(DON’T) WATCH THIS SPACE
By MICHAEL PERKINS
CALL IT “EYE-HERDING”, if you will, the art of channeling the viewer’s attention to specific parts of the photographic frame. It’s the first thing we learn about composition, and we address it with a variety of techniques, from depth-of-field to color manipulation to one of my favorites, the prioritizing of light. Light values in any image do have a hierarchy, from loud to soft, prominent to subordinate. Very few photos with uniform tone across the frame achieve maximum impact. You need to orchestrate and capitalize on contrast, telling your viewers, in effect, don’t watch this space. Watch this other space instead.
In many cases, the best natural ebb and flow of light will be there already, in which case you simply go click, thank the photo gods, and head home for a cold one. In fact, it may be that “ready to eat” quality that lured you to stop and shoot the thing in the first place. In many other cases, you must take the light values you have and make the case for your picture by tweaking them about a bit.
I have written before of the Hollywood fakery known as “day for night”, in which cinematographers played around with either exposure or processing on shots made in daylight to simulate night…a budgetary shortcut which is still used today.

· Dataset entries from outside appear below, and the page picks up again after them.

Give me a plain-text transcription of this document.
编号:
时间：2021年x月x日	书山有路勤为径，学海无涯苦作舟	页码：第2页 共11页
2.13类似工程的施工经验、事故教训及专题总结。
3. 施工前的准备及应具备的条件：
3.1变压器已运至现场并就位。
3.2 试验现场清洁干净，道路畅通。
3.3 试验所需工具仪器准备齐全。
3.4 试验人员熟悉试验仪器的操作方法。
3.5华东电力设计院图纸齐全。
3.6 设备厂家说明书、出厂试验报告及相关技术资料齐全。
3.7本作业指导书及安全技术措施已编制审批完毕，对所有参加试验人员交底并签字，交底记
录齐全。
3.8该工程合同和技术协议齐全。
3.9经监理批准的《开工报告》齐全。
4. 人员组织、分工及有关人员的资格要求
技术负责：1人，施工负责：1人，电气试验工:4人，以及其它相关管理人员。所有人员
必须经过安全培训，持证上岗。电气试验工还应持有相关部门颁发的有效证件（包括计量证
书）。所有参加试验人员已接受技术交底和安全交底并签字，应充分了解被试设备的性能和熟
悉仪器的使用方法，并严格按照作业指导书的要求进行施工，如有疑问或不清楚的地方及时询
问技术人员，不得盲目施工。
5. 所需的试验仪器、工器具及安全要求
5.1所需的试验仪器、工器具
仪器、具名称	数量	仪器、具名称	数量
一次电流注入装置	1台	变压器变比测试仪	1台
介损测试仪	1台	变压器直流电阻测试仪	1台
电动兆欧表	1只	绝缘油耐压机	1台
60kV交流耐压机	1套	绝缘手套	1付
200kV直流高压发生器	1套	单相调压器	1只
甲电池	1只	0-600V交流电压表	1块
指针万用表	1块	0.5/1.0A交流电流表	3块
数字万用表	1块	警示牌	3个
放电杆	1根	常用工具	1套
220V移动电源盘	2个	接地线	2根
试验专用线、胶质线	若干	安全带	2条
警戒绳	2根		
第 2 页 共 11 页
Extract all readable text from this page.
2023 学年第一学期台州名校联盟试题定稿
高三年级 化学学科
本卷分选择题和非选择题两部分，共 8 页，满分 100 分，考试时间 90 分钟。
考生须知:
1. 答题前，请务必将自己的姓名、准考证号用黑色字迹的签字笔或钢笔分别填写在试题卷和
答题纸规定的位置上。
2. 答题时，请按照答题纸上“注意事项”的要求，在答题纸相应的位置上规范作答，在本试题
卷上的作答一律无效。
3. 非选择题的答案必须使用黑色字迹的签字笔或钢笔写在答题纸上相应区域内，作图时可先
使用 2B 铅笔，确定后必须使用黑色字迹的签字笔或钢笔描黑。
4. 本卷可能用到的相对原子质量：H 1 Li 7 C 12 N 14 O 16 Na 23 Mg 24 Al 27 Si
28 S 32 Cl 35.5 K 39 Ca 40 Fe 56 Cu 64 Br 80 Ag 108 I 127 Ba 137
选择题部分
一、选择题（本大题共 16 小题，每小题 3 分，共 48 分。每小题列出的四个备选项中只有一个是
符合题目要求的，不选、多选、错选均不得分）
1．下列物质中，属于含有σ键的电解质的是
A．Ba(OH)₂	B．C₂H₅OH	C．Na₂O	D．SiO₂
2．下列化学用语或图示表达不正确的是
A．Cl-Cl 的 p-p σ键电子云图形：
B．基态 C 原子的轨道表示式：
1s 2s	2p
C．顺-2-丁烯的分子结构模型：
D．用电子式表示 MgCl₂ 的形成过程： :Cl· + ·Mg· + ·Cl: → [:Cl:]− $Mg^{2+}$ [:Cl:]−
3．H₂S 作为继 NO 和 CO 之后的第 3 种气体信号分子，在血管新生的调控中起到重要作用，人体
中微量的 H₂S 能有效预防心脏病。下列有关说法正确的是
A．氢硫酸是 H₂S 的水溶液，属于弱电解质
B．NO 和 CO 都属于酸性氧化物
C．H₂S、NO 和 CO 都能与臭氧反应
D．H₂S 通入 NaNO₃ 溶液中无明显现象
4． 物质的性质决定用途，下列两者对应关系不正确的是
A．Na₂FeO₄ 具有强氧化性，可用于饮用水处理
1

It can be done fairly easily with still images as well with a variety of approaches, and sometimes it can help you accentuate a light value that adds better balance to your shots.
The image at the top of this page was made in late afternoon, with pretty full sun hitting nearly everything in the frame. There was some slightly darker tone to the walls in the street, but nothing as deep as you see here. Thing is, I wanted a sunset “feel” without actually waiting around for sunset, so I deepened the overall color and simulated a lower exposure. As a result, the sky, cliffs and dogwood trees at the far end of the shot got an extra richness, and the shop walls receded into deeper values, thus calling extra attention to the “opening” at the horizon line. The shot also benefits from a strong front-to-back diagonal leading line. I liked the original shot, but with just a small change, I was asking the viewer to look here a little more effectively.
Light is a compositional element no less important than what it illuminates. Change light and you change where people’s eyes enter the picture, as well as where they eventually land.